犯罪を減らすブルーの光(今井直人)
先日、実家のすぐ近くがテレビに映っていてビックリしました。この地域の防犯活動で街灯がブルーで、その取材でした。奈良県のいくつかの地域で試験的に行われているもので、このブルーが犯罪を抑止する効果があるということなのです。
普通のホワイトからブルーに変わって数ヶ月が経ちますが、今はもう慣れてしまいました。最初は不気味で何か変な具合でしたが、今は駅を降りると、実家に帰って来たという感覚です。
ブルーの街灯は、興奮を抑え気持ちを落ち着かせる鎮静作用があること、時間を早く感じさせること、そして色の中で一番遠くまで見渡せるという特性があるようです。
今はまだまだブルーが少ないので、より効果的ではないでしょうか。
調べたところ、この取り組みの始まりは、日本テレビで放送されていた「謎を解け!まさかのミステリー」で、“お金をかけずに町から犯罪が消滅”という謎でイギリス南西部の都市グラスゴーの事例が紹介され、それがきっかけになったようです。

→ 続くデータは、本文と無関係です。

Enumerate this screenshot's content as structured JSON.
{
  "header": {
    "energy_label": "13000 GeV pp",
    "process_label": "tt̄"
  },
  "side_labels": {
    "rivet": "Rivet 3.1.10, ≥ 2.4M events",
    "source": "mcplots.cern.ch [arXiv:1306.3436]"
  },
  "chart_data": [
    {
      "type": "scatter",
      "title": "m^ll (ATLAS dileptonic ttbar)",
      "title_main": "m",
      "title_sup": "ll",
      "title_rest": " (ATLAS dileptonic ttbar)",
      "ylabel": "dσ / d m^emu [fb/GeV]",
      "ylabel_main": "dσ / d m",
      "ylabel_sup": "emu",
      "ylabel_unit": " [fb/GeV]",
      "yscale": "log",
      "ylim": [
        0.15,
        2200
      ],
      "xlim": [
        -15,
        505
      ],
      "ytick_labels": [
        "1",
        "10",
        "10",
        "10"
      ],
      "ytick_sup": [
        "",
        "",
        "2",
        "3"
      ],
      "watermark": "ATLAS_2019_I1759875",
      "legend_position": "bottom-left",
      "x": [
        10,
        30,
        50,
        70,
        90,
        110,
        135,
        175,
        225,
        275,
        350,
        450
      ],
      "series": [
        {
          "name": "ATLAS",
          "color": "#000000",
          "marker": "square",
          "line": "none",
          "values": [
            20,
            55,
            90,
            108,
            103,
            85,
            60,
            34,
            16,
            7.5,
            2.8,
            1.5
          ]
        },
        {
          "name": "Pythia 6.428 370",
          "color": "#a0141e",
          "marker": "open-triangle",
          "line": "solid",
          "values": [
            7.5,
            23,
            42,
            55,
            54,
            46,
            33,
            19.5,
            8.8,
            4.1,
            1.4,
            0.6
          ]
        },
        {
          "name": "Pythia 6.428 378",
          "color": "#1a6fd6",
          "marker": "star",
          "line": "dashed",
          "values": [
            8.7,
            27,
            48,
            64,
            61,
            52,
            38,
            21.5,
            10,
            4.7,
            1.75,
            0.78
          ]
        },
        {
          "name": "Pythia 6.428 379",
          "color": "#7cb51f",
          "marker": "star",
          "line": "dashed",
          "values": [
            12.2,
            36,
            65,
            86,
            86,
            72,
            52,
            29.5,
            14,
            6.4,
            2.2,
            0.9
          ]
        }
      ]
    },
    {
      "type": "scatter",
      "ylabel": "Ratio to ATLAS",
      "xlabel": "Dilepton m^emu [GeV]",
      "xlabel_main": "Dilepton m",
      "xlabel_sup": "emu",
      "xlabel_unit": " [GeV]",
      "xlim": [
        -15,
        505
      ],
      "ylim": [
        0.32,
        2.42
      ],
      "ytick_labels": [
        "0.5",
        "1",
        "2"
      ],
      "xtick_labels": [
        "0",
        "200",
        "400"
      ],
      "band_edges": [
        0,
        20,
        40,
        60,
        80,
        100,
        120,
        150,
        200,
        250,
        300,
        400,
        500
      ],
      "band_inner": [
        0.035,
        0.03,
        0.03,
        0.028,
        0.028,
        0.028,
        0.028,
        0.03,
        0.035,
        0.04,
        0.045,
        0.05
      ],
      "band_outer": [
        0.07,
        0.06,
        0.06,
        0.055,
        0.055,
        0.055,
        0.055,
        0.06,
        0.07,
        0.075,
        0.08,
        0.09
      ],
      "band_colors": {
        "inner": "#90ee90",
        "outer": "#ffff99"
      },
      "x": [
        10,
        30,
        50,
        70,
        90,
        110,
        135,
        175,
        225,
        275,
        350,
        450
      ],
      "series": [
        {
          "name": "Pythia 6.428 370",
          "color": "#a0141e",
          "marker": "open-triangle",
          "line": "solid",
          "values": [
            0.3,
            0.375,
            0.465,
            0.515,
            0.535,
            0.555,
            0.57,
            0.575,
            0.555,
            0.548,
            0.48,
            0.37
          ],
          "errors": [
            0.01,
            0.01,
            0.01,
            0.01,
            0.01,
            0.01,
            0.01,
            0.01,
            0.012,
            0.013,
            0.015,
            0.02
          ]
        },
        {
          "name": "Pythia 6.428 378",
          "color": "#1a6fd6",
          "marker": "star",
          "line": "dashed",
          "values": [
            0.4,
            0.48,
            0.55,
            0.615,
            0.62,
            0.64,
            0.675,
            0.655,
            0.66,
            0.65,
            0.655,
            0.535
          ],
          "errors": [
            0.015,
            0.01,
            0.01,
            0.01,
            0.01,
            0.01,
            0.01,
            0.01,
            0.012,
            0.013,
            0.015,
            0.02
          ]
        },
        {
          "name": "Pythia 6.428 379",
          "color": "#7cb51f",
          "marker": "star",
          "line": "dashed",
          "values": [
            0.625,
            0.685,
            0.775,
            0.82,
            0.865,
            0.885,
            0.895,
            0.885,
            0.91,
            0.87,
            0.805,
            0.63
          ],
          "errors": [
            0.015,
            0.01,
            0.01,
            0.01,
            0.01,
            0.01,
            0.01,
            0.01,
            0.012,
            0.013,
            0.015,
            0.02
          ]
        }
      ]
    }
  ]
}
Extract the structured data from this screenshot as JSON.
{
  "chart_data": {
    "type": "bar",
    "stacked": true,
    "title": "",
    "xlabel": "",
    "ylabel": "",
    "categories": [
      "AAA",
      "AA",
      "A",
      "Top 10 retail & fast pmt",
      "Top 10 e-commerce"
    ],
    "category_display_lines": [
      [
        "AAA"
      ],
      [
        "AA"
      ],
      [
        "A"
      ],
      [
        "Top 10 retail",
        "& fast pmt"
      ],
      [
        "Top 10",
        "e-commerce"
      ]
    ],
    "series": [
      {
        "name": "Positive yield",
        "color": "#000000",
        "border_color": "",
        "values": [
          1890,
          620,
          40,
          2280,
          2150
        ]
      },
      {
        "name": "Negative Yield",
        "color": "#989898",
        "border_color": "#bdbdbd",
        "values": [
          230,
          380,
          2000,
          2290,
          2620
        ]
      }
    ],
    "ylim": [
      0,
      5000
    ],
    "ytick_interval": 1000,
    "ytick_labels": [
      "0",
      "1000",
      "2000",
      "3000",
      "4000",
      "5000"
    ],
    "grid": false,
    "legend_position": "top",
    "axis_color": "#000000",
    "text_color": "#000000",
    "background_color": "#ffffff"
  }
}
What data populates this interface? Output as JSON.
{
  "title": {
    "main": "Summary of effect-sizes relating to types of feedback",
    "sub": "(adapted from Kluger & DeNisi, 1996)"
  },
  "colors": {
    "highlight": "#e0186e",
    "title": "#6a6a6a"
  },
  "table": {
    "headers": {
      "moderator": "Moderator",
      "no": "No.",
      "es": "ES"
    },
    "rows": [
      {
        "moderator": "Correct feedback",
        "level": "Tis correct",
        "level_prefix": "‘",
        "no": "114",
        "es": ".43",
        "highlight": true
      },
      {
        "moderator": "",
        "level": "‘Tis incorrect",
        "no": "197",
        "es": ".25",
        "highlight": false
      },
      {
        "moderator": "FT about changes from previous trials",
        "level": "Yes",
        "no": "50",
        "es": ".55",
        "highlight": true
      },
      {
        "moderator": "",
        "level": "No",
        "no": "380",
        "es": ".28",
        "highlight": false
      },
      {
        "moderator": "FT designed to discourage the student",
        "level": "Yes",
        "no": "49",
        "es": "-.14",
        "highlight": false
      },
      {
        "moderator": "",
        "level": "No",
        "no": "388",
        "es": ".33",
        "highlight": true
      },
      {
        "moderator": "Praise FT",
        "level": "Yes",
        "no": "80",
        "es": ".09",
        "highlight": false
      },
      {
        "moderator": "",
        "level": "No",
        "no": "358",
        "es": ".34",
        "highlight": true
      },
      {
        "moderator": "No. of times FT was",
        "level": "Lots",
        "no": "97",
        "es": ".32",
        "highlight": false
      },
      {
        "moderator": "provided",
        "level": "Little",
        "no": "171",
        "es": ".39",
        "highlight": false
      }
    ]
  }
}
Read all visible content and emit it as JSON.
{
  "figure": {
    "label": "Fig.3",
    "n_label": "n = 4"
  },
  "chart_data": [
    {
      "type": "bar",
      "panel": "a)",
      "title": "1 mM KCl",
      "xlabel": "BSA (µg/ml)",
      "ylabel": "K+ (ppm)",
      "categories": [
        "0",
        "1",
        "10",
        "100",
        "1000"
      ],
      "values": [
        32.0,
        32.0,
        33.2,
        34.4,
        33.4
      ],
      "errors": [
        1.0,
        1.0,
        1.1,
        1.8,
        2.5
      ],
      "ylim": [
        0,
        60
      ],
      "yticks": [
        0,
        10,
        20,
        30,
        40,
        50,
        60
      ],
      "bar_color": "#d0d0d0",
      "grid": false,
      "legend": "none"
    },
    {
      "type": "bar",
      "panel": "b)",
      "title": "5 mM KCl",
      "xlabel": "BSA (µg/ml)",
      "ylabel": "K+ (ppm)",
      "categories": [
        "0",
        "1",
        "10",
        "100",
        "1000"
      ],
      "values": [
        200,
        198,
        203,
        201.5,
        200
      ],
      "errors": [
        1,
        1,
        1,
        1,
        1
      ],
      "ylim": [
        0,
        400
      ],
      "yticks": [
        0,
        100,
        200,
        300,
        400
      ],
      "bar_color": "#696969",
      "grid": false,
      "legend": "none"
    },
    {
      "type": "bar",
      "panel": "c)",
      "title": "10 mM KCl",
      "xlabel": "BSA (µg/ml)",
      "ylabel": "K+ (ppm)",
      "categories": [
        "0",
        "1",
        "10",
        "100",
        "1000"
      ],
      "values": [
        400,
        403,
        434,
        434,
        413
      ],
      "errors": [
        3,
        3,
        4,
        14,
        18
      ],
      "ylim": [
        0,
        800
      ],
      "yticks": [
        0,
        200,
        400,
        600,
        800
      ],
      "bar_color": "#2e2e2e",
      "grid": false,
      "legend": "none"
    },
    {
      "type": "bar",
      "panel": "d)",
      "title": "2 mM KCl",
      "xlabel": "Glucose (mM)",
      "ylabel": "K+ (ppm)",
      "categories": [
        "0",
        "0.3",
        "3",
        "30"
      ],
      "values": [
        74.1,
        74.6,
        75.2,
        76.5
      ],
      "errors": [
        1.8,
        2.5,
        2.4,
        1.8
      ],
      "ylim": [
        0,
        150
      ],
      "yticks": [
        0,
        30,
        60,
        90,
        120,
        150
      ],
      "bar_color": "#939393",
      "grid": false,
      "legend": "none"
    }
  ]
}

しかしながら、イギリスでの元々の狙いは景観の改善であり、この効果は副産物で生まれたものなのです。世の中には、まだまだ色を活かせることはありそうですね。
設置地域では空き巣の被害が減り、自動販売機荒らしや駐輪所の自転車盗難が激減し、成果が現れています。
高校の時、文化祭の準備の期間、教室の蛍光灯にピンクのセロファンを貼っていましたが、とても授業の雰囲気にはならなかったことを思い出しました(当たり前の話ですが)。
このブルーの地域は半年間で38%の犯罪が減ったそうですが、テレビからでもいいものはドンドン取り入れてもらいたいものです。
奈良に習い、広島・静岡・群馬そして大阪も続いて取り入れています。さらに今後並んで取り入れようとしている自治体も多く、ひょっとしてこの先、奈良ならではということでなく、日本中が青い不気味な夜にならないとも限りません。(もういいですね)
携帯を見ながら歩いている人は幽霊に間違えられますよ。